Donald Trump has questioned whether the United States should continue its “One China” policy.
The 1979 policy has respected China’s stance on Taiwan, which it sees as a breakaway province.
However, the president-elect said that without concessions from Beijing on trade and other issues, he did not see why that should continue.
The US relations with China became strained when Donald Trump took a phone call from Taiwanese President Tsai Ing-wen.
Donald Trump went on to post a series of tweets criticizing China for its exchange rate policy and its operations in the South China Sea.
Speaking in an interview with Fox News broadcast on December 11, Donald Trump said: “I don’t know why we have to be bound by a One China policy unless we make a deal with China having to do with other things, including trade.”
He also said China was not co-operating with the United States on its handling of its currency, on North Korea, or on tensions in the South China Sea.

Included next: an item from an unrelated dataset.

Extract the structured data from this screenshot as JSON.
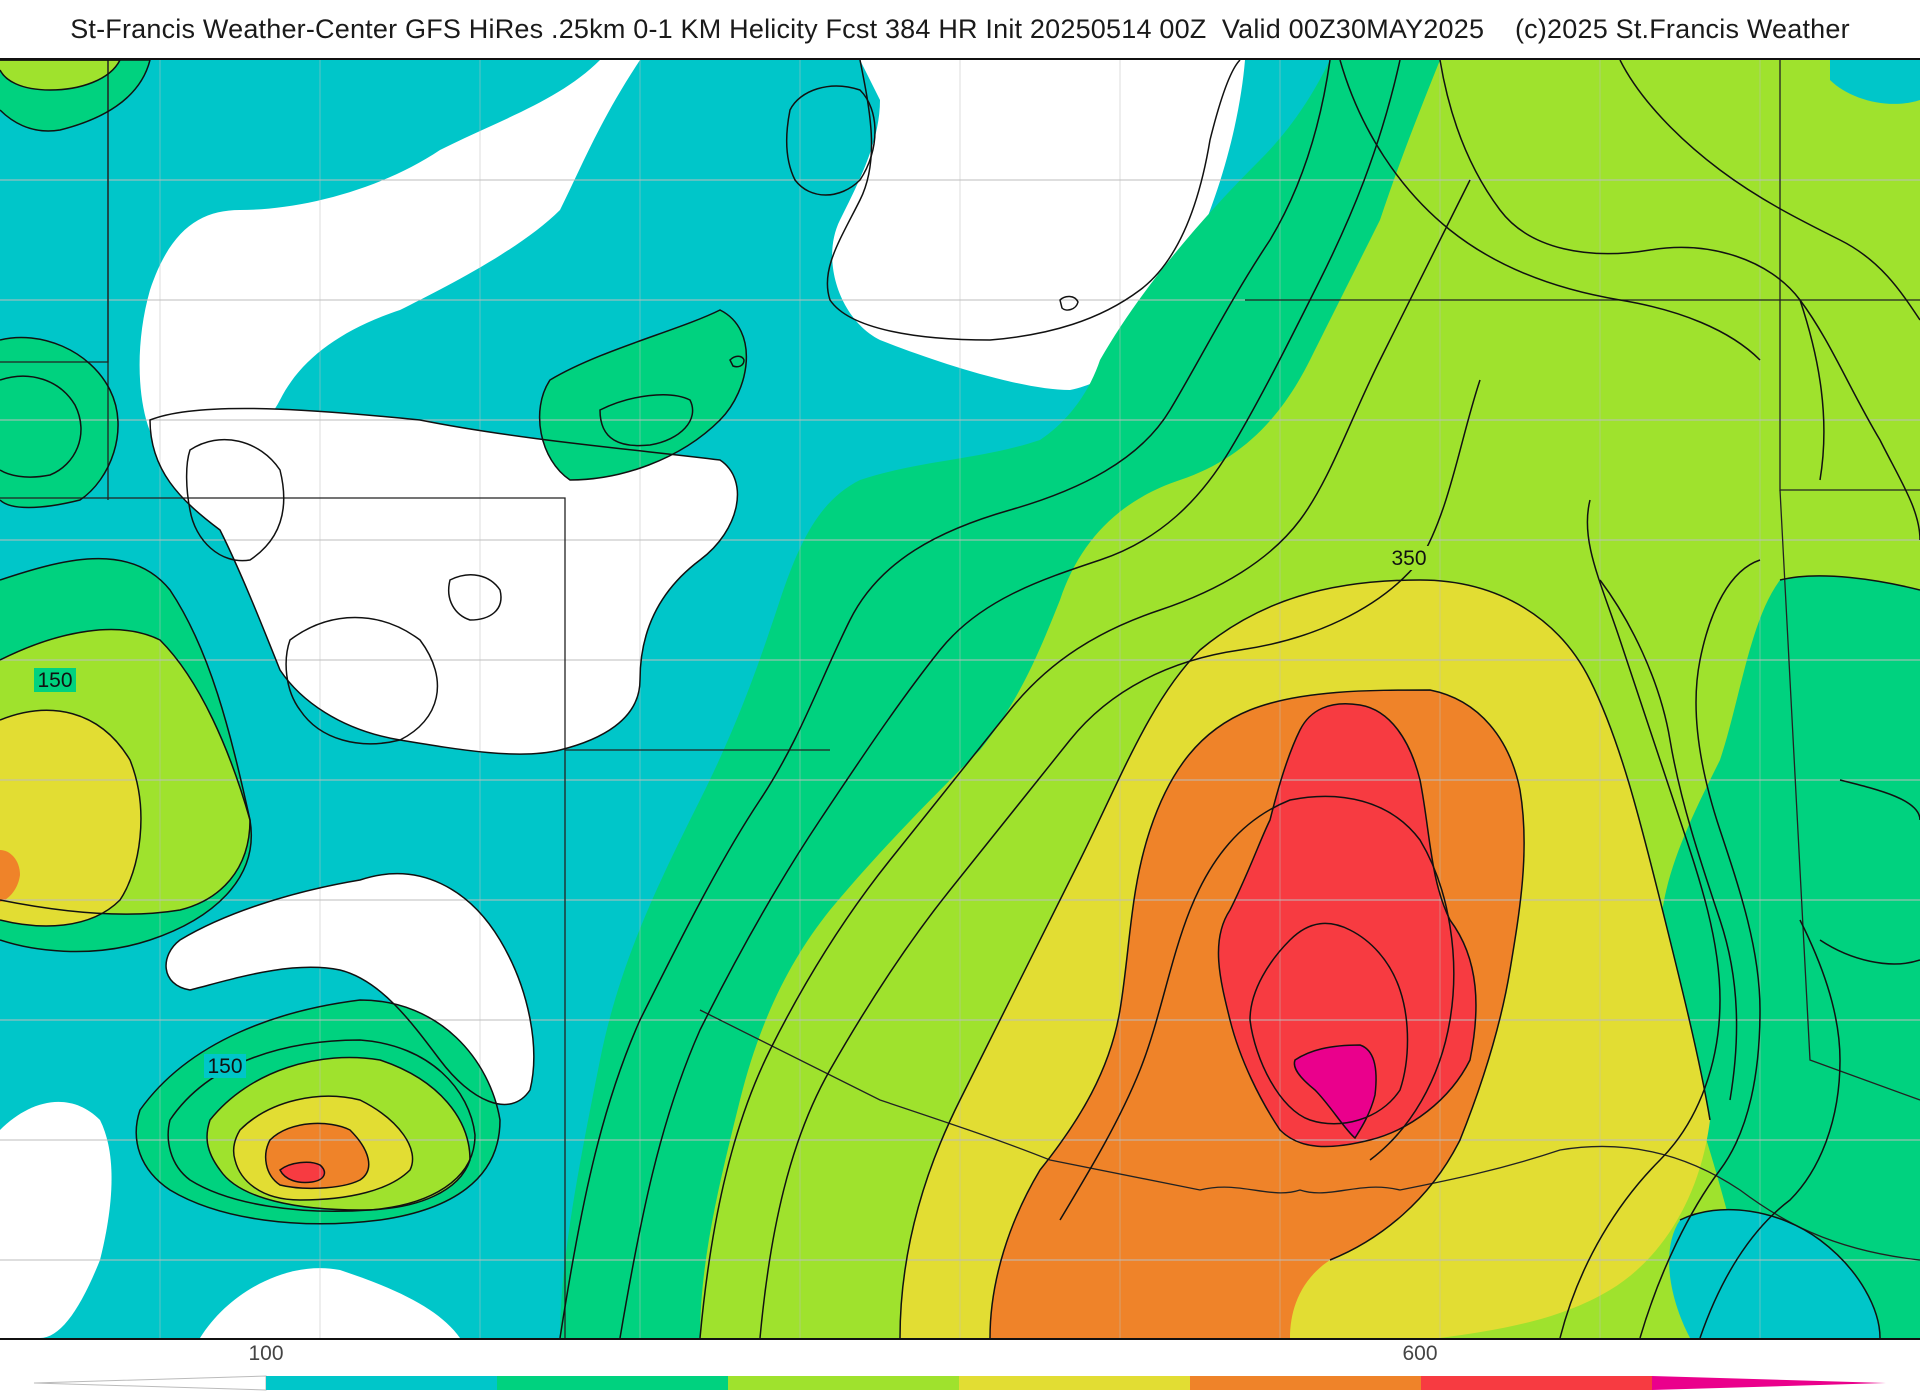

In the same interview, Donald Trump said he “doesn’t believe” a CIA assessment that Russian hackers tried to sway the presidential election in his favor.
Donald Trump’s decision to take a phone call from the Taiwanese president earlier this month was a break with US diplomatic tradition and prompted a formal protest from China.
No US president or president-elect had spoken directly to a Taiwanese leader for decades.
In the Fox interview, Donald Trump said it was not up to Beijing to decide whether he should take a call from Taiwan’s leader.
“I don’t want China dictating to me and this was a call put into me,” he said.
“It was a very nice call. Short. And why should some other nation be able to say I can’t take a call?
“I think it actually would’ve been very disrespectful, to be honest with you, not taking it.”